Misafirlik Bitmedi mi?
Eskilerin, misafirliğin üç gün olduğuna fazlasının ise ev sahibine zülüm olduğuna dair güzel bir sözü var.
Suriyeli bir kişinin yine Suriyeli bir kız çocuğuna istismarını protestosu ile başlayan gösteriler sonucu güvenlik güçleri, olayları 75 kişiyi göz altına alarak bastırabildiler.
Aynı günlerde Suriye’de de Türk bayrağının yırtıldığı ve Türk kamyonlarının ateşe verildiği görüntüleri sosyal medya ve haber sitelerine düştü.
Tüm bu olaylar aslında her iki ülkede ortalığı karıştırmak isteyen karanlık güçlerin olduğunu gösteriyor.
Zaman gösterdi ki gelenlerin bir kısmı rahat durmadı, Suriye topraklarında olanlar da Türklere karşı taşkınlıklarını durdurmadı.
Ortada bir sorun var ve bu sorun daha da büyüyerek siyasi sonuçlar da doğurabilecek hatta Ak Parti’yi iktidardan indirebilecek bir karakter taşıyor.
Bu problemin çözümü için Cumhurbaşkanı Erdoğan’ın daha önce “asla görüşmem” dediği Esat ile yeniden görüşme sinyalleri vermesi olumlu bir gelişme.
Bu tür olaylar daha fazla büyümeden göçmenlerin ülkemizdeki misafirliğini tamamlayacak ya da onların ülkemizin huzurunu bozacak eylemlerine son verecek yasal adımların atılması gerekiyor.

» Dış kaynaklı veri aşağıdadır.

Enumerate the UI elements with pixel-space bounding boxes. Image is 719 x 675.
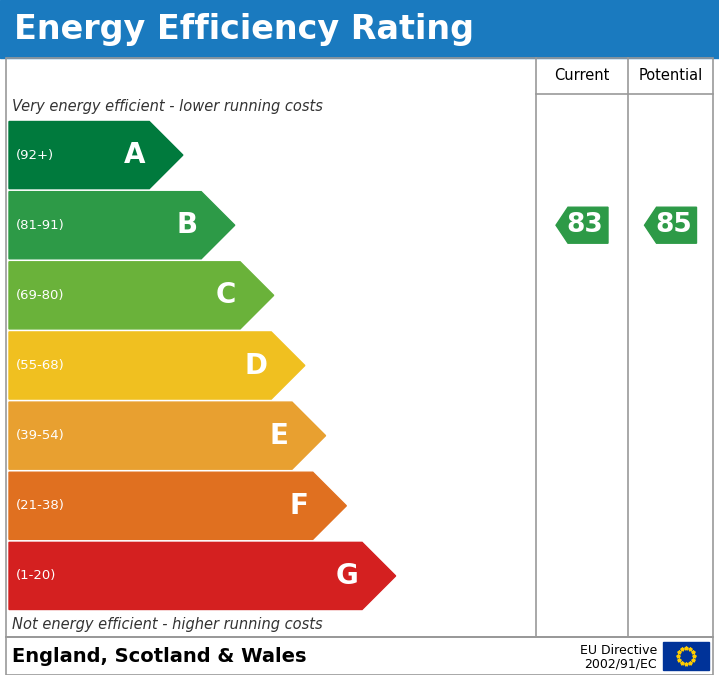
Polygon shape bbox=[9, 122, 183, 188]
Polygon shape bbox=[556, 207, 608, 243]
Bar bbox=[663, 642, 709, 670]
Text: F: F bbox=[290, 492, 308, 520]
Text: 2002/91/EC: 2002/91/EC bbox=[585, 658, 657, 671]
Polygon shape bbox=[9, 262, 274, 329]
Text: Very energy efficient - lower running costs: Very energy efficient - lower running co… bbox=[12, 99, 323, 115]
Text: Current: Current bbox=[554, 68, 610, 84]
Text: C: C bbox=[216, 281, 236, 309]
Text: B: B bbox=[176, 211, 197, 239]
Polygon shape bbox=[9, 332, 305, 399]
Text: Not energy efficient - higher running costs: Not energy efficient - higher running co… bbox=[12, 616, 323, 632]
Text: E: E bbox=[269, 422, 288, 450]
Text: A: A bbox=[124, 141, 145, 169]
Polygon shape bbox=[9, 542, 395, 610]
Text: (21-38): (21-38) bbox=[16, 500, 65, 512]
Text: (69-80): (69-80) bbox=[16, 289, 65, 302]
Text: 83: 83 bbox=[567, 212, 603, 238]
Bar bbox=[6, 637, 713, 675]
Text: (55-68): (55-68) bbox=[16, 359, 65, 372]
Polygon shape bbox=[9, 472, 347, 539]
Text: (39-54): (39-54) bbox=[16, 429, 65, 442]
Polygon shape bbox=[644, 207, 697, 243]
Text: Potential: Potential bbox=[638, 68, 702, 84]
Bar bbox=[0, 0, 719, 58]
Text: G: G bbox=[335, 562, 358, 590]
Bar bbox=[6, 58, 713, 637]
Text: 85: 85 bbox=[655, 212, 692, 238]
Text: (81-91): (81-91) bbox=[16, 219, 65, 232]
Text: EU Directive: EU Directive bbox=[580, 644, 657, 657]
Text: D: D bbox=[244, 352, 267, 379]
Text: (92+): (92+) bbox=[16, 148, 54, 161]
Polygon shape bbox=[9, 192, 235, 259]
Text: (1-20): (1-20) bbox=[16, 570, 56, 583]
Text: Energy Efficiency Rating: Energy Efficiency Rating bbox=[14, 13, 474, 45]
Polygon shape bbox=[9, 402, 326, 469]
Text: England, Scotland & Wales: England, Scotland & Wales bbox=[12, 647, 306, 666]
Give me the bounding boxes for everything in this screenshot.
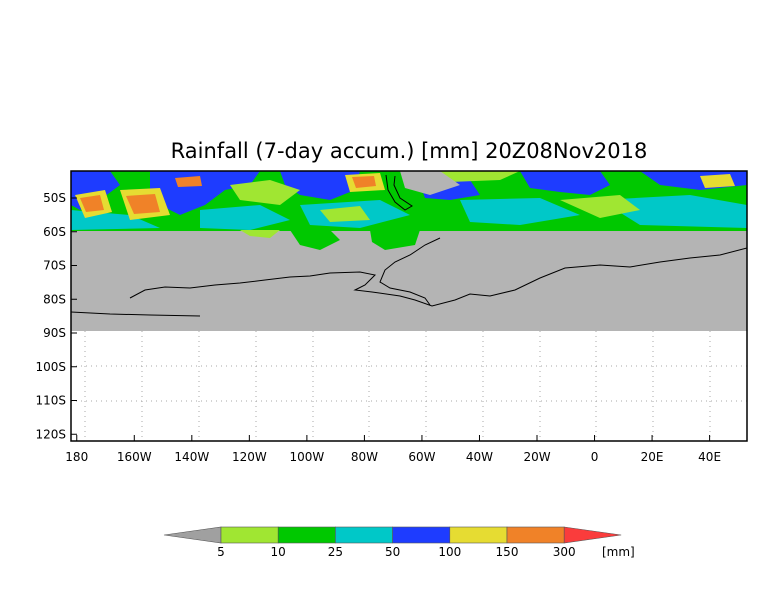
colorbar-box xyxy=(220,526,279,544)
colorbar-low-triangle xyxy=(163,526,222,544)
rainfall-field xyxy=(71,171,747,250)
lon-tick-label: 40E xyxy=(698,450,721,464)
colorbar-tick-label: 50 xyxy=(385,545,400,559)
colorbar-tick-label: 100 xyxy=(438,545,461,559)
lat-tick-label: 70S xyxy=(43,259,66,273)
colorbar-tick-label: 150 xyxy=(496,545,519,559)
latitude-axis: 50S 60S 70S 80S 90S 100S 110S 120S xyxy=(35,191,77,441)
lat-tick-label: 50S xyxy=(43,191,66,205)
lon-tick-label: 180 xyxy=(65,450,88,464)
lon-tick-label: 20W xyxy=(523,450,550,464)
colorbar-box xyxy=(449,526,508,544)
lon-tick-label: 60W xyxy=(408,450,435,464)
colorbar-tick-label: 10 xyxy=(271,545,286,559)
colorbar-tick-label: 5 xyxy=(217,545,225,559)
map-title: Rainfall (7-day accum.) [mm] 20Z08Nov201… xyxy=(171,139,648,163)
lat-tick-label: 80S xyxy=(43,292,66,306)
colorbar-box xyxy=(506,526,565,544)
antarctic-peninsula-coastline xyxy=(379,237,441,306)
lat-tick-label: 60S xyxy=(43,225,66,239)
colorbar-box xyxy=(392,526,451,544)
no-data-mask xyxy=(71,230,747,331)
longitude-axis: 180 160W 140W 120W 100W 80W 60W 40W 20W 0 20E 40E xyxy=(65,435,721,464)
colorbar-high-triangle xyxy=(563,526,622,544)
colorbar-box xyxy=(277,526,336,544)
gridlines xyxy=(71,331,747,441)
lat-tick-label: 100S xyxy=(35,360,66,374)
coastlines xyxy=(71,174,747,317)
antarctica-coastline xyxy=(71,247,747,317)
colorbar: 5 10 25 50 100 150 300 xyxy=(163,526,622,559)
lon-tick-label: 20E xyxy=(641,450,664,464)
lon-tick-label: 80W xyxy=(351,450,378,464)
lon-tick-label: 0 xyxy=(591,450,599,464)
lon-tick-label: 40W xyxy=(466,450,493,464)
lat-tick-label: 110S xyxy=(35,394,66,408)
lon-tick-label: 100W xyxy=(289,450,324,464)
colorbar-tick-label: 300 xyxy=(553,545,576,559)
colorbar-box xyxy=(335,526,393,544)
plot-frame xyxy=(70,170,748,442)
lat-tick-label: 90S xyxy=(43,326,66,340)
lon-tick-label: 140W xyxy=(174,450,209,464)
colorbar-unit-label: [mm] xyxy=(602,545,635,559)
lon-tick-label: 160W xyxy=(117,450,152,464)
colorbar-tick-label: 25 xyxy=(328,545,343,559)
lon-tick-label: 120W xyxy=(232,450,267,464)
plot-area xyxy=(71,171,747,441)
south-america-coastline xyxy=(385,174,413,211)
lat-tick-label: 120S xyxy=(35,427,66,441)
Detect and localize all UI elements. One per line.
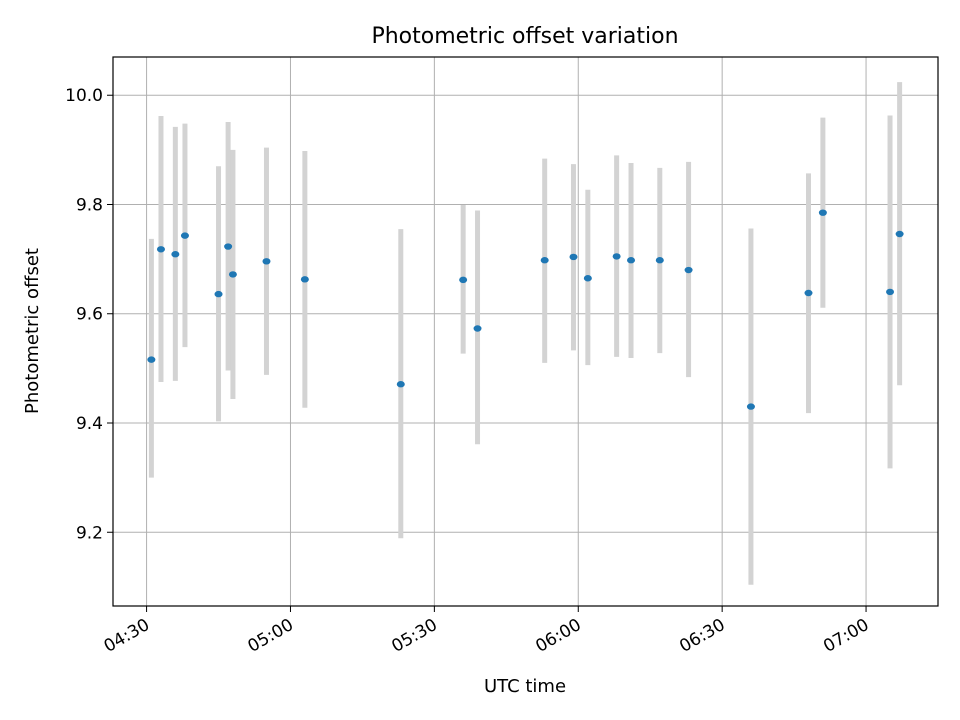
data-point bbox=[569, 253, 578, 261]
data-point bbox=[214, 290, 223, 298]
data-point bbox=[627, 257, 636, 264]
y-tick-label: 9.4 bbox=[76, 414, 103, 434]
data-point bbox=[746, 403, 755, 410]
data-point bbox=[583, 275, 592, 282]
data-point bbox=[147, 356, 156, 363]
data-point bbox=[473, 325, 482, 332]
grid-lines bbox=[113, 57, 938, 606]
data-point bbox=[540, 257, 549, 264]
data-point bbox=[655, 257, 664, 264]
y-axis-ticks: 9.2 9.4 9.6 9.8 10.0 bbox=[65, 86, 113, 543]
y-tick-label: 9.2 bbox=[76, 523, 103, 543]
data-point bbox=[804, 289, 813, 297]
data-point bbox=[224, 243, 233, 250]
data-point bbox=[300, 276, 309, 283]
data-point bbox=[396, 381, 405, 388]
y-tick-label: 9.8 bbox=[76, 195, 103, 215]
data-point bbox=[262, 258, 271, 265]
data-point bbox=[171, 251, 180, 258]
y-tick-label: 9.6 bbox=[76, 305, 103, 325]
data-point bbox=[612, 253, 621, 260]
y-axis-label: Photometric offset bbox=[22, 248, 43, 414]
data-point bbox=[818, 209, 827, 216]
data-point bbox=[895, 230, 904, 238]
x-axis-label: UTC time bbox=[484, 676, 566, 697]
data-point bbox=[886, 288, 895, 296]
data-point bbox=[459, 276, 468, 284]
data-points bbox=[147, 209, 904, 410]
y-tick-label: 10.0 bbox=[65, 86, 103, 106]
plot-frame bbox=[112, 56, 939, 607]
data-point bbox=[228, 271, 237, 278]
data-point bbox=[156, 246, 165, 253]
data-point bbox=[684, 266, 693, 274]
chart-title: Photometric offset variation bbox=[371, 24, 678, 49]
data-point bbox=[180, 232, 189, 239]
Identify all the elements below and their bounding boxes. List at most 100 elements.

Suriye’de artık savaş yok. Kaldı ki geçtiğimiz yıllarda Esat, savaştan kaçan tüm vatandaşlarına yurda dönün çağrısı da yaptı.
Tehlike geçtiğine göre artık misafirliğin de bitmesi ve sonlanması lazım gelmez mi?
Yasal olarak bu ülkede kalmak isteyenler için de bu şartları ağırlaştıracak, kaçak göçmenleri anında sınır dışı edecek, mevzuatlar çerçevesinde ülkemizde kalacak olanlara ise herhangi bir olumsuzlukta sınır dışı edilmekle kalmayıp ceza almalarını sağlayacak bir düzenleme yapılması gerekiyor. Yoksa ciddi bir göçmen sorunu var önümüzde. Son olarak ise tahriklere kapılmamak gerekiyor, ülkemizi karıştırmak isteyen karanlık odakların değirmenine su taşımamak için sağduyulu olmakta fayda var.